Resolving this limitation can be an independent change.

Maintainability

Similar to interpreters, this draft also shows that people that are involved in a custom probe could become code owner for their probe. This helps to keep the project in a maintainable state and engages people to contribute.

Configuration

Choosing names is notoriously difficult in programming. When this task involves configuration settings, the challenge becomes even greater. As individual features require individual configuration, introducing the concept of custom probes allows to have individual configuration per probe.
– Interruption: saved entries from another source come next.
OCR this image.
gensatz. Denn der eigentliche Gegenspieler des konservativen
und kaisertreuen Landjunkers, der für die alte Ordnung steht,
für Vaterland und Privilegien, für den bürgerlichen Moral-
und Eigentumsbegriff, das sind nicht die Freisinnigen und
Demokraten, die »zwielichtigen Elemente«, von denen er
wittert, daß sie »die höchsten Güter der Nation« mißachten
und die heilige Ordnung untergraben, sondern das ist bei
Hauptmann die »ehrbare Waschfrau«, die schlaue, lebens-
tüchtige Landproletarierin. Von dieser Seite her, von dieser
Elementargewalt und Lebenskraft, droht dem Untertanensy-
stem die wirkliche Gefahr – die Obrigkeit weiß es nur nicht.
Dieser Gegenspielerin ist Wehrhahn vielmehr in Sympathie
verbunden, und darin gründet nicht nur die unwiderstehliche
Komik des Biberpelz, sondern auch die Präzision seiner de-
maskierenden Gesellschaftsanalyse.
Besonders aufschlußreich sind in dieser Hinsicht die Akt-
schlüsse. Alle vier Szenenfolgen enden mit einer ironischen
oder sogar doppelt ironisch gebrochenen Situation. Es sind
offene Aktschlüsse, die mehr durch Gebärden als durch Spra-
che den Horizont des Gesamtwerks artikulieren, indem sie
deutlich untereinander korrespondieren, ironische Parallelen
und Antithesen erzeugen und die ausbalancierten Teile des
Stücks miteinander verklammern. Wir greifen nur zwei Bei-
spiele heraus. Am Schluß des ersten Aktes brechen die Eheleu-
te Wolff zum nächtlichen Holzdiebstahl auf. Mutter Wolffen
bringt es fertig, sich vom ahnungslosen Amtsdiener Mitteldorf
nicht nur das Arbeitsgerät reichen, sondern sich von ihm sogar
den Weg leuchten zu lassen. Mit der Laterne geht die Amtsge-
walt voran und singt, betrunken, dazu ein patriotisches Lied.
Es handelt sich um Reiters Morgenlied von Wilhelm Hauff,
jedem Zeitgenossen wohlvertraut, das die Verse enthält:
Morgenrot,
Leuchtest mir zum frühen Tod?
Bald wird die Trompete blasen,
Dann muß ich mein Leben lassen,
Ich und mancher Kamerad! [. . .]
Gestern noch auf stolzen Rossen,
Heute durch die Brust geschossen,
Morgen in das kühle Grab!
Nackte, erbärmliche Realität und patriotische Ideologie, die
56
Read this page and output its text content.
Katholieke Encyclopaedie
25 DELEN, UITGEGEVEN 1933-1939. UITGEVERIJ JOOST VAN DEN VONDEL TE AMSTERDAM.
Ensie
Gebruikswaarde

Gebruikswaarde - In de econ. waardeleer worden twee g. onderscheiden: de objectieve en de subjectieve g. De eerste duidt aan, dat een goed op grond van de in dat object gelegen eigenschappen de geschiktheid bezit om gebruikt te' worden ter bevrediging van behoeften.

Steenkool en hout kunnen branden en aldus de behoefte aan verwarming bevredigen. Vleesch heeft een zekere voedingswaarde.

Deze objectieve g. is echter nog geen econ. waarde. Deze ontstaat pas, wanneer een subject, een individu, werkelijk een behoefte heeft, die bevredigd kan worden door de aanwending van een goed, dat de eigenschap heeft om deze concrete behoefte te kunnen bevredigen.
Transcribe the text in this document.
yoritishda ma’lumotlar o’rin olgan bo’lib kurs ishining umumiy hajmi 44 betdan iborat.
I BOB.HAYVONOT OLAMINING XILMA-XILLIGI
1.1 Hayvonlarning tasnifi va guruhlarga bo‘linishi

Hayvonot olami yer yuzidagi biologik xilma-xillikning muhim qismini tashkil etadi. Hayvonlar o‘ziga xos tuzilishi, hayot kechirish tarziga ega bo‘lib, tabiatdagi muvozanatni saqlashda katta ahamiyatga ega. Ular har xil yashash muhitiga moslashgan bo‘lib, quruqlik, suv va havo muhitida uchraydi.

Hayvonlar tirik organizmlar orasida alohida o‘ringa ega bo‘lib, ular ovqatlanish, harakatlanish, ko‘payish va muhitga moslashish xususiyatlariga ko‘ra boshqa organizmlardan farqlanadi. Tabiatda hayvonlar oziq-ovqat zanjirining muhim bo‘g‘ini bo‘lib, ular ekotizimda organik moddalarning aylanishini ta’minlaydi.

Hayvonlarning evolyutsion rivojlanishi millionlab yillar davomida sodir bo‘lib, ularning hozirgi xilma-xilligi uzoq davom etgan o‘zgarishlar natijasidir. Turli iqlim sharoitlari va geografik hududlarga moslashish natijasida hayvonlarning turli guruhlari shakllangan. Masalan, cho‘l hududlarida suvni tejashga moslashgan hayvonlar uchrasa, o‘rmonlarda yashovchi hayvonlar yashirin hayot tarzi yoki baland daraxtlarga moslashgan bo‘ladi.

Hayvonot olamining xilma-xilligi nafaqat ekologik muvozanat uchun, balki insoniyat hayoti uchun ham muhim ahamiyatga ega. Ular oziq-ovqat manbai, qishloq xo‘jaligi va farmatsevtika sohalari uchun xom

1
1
As an example, this draft can be compiled and used with the following OTel collector configuration:

receivers:
  profiling:
    custom_probes:
      oom: {}
      offcpu:
        threshold: 0.1

This configuration enables two custom probes, a very basic out-of-memory profiling probe, oom, that requires no configuration and off-CPU profiling, offcpu, with a threshold of 0.1.

Reporting values

At the moment, only the current implementation of off-CPU profiling allows reporting values along with collected stack traces. This draft lifts this limitation and replaces OffTimes with Values. Custom probes can benefit from this and also report a value, e.g. a cookie or something else, along with collected stack traces.

Note

Resolving this limitation can be an independent change.

Generic probe

Backends currently can not differentiate multiple events that were reported as TraceOriginProbe from package tracer. Therefore the idea is to introduce a custom probe that can be attached to hooks as needed and report with the correct information and make them distinguishable from other events of the same generic probe.

Next

As this draft is not intended to get merged in its current state, the idea is to get feedback on it and start a discussion. Is there interest in the introduction of custom probes and resolving the above listed limitations? Are there alternative options?

Memory profiling

Custom probes could enable language-specific memory profiling, acknowledging the diverse ways programming languages manage memory.

Process filtering

To address use cases requiring process-specific filtering, a custom probe could be implemented. This probe would trigger stack unwinding specifically for a configured process, allowing the general system sampling frequency to be reduced for all other activity.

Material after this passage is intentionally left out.